Methods: The study includes 51 charts/children who had a safety plan developed during the course of their treatment in a community early childhood mental health center from Jan. 2019 – Sept. 2022. Based on current literature, we developed five categories of suicidal manifestation: passive suicidal ideation (general statements of wanting to die; e.g., “I wish I were dead”), active suicidal ideation (plan of how to die; e.g., “I want to run in front of a car and die”), suicidal behavior (e.g., choking oneself), preoccupation with death (death themes in play, drawing, and repetitive talking), and non-suicidal self-injury (e.g., repeated acts of biting/hitting/scratching). All 51 charts were coded independently by two raters. Any coding discrepancies in suicidal manifestation were discussed to reach agreement.
Results: The majority of the sample was male (75%), White (71%), with 37% receiving Medicaid and 16% living in a foster or adoptive placement or with a kinship caregiver. The average (SD) age was 60.55 (12.30) months at intake, ranging from 21 to 81 months. About one-third of the sample (n=17) exhibited suicidal behaviors; 35 children (69%) expressed either active (n=11) or passive (n= 24) suicide ideation; 19 (37%) demonstrated non-suicidal self-injury; and 7 (14%) exhibited a preoccupation with death. Children with suicidal self-harming behaviors and/or active suicide ideation (n=23, 45%), compared to those without such suicidal manifestation (n=28, 55%), were more verbally aggressive (83% vs. 61%, p = .08), likely to be expelled from preschool (17% vs. 4%, p = .09), and referred due to suicidal behavior (26% vs. 7%, p = .06), but no difference was found in clinical diagnoses. Children identified as suicidal at treatment initiation (n=25, 49%), compared to those identified during treatment (n=26, 51%), tended to be more physically aggressive (96% vs. 73%, p < .05), endorse sadness (56% vs. 31%, p = .07), exhibit negative self-talk (24% vs. 4%, p < .05 ), and be affected by trauma (88% vs. 69%, p = .10), however, there was no difference in clinical diagnoses.
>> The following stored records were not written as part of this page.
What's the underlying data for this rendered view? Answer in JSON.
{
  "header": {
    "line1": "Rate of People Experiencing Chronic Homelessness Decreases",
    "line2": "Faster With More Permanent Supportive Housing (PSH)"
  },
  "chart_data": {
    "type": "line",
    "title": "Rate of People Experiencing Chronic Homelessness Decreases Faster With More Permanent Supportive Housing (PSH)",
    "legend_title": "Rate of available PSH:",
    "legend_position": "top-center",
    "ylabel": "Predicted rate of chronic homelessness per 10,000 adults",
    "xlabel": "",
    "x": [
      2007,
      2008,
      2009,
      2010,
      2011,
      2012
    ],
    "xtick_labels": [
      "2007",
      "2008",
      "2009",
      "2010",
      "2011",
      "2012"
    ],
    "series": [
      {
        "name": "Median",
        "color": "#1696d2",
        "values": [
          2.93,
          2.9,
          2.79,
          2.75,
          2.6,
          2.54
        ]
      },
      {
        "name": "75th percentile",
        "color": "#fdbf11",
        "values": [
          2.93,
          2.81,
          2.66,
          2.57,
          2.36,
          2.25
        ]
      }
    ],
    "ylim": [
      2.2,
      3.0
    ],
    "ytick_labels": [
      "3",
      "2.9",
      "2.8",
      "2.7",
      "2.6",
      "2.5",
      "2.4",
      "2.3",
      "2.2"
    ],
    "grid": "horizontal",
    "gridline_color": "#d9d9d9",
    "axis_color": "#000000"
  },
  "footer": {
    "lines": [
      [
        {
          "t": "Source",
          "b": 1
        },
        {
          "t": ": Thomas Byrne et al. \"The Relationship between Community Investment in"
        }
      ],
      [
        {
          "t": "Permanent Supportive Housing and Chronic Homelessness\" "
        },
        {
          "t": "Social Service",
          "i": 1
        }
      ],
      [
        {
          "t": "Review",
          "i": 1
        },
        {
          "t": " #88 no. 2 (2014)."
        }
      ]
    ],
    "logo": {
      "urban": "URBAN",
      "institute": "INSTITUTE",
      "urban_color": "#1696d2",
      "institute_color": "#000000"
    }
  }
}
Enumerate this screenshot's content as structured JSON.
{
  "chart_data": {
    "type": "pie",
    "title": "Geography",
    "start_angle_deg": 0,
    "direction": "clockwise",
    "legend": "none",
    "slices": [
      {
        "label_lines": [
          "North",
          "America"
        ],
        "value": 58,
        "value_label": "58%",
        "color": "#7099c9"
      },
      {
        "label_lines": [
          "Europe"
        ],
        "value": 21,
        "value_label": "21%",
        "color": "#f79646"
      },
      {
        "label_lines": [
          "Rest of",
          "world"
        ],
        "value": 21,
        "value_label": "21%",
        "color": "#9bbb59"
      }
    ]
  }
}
Conclusions and Implications: The categorization of suicidality relied on documentation recorded in the chart by treating clinicians, affecting its validity. The relatively small sample size might compromise our statistical findings. Nevertheless, our study provides a rare opportunity to understand the nature of early childhood suicidality and its complex contextual and comorbid conditions. Future research utilizing standardized measures may provide a better clarity, assisting professionals tasked with identifying suicidal thoughts and behaviors in young children and intervening to ensure their safety and relief from distress.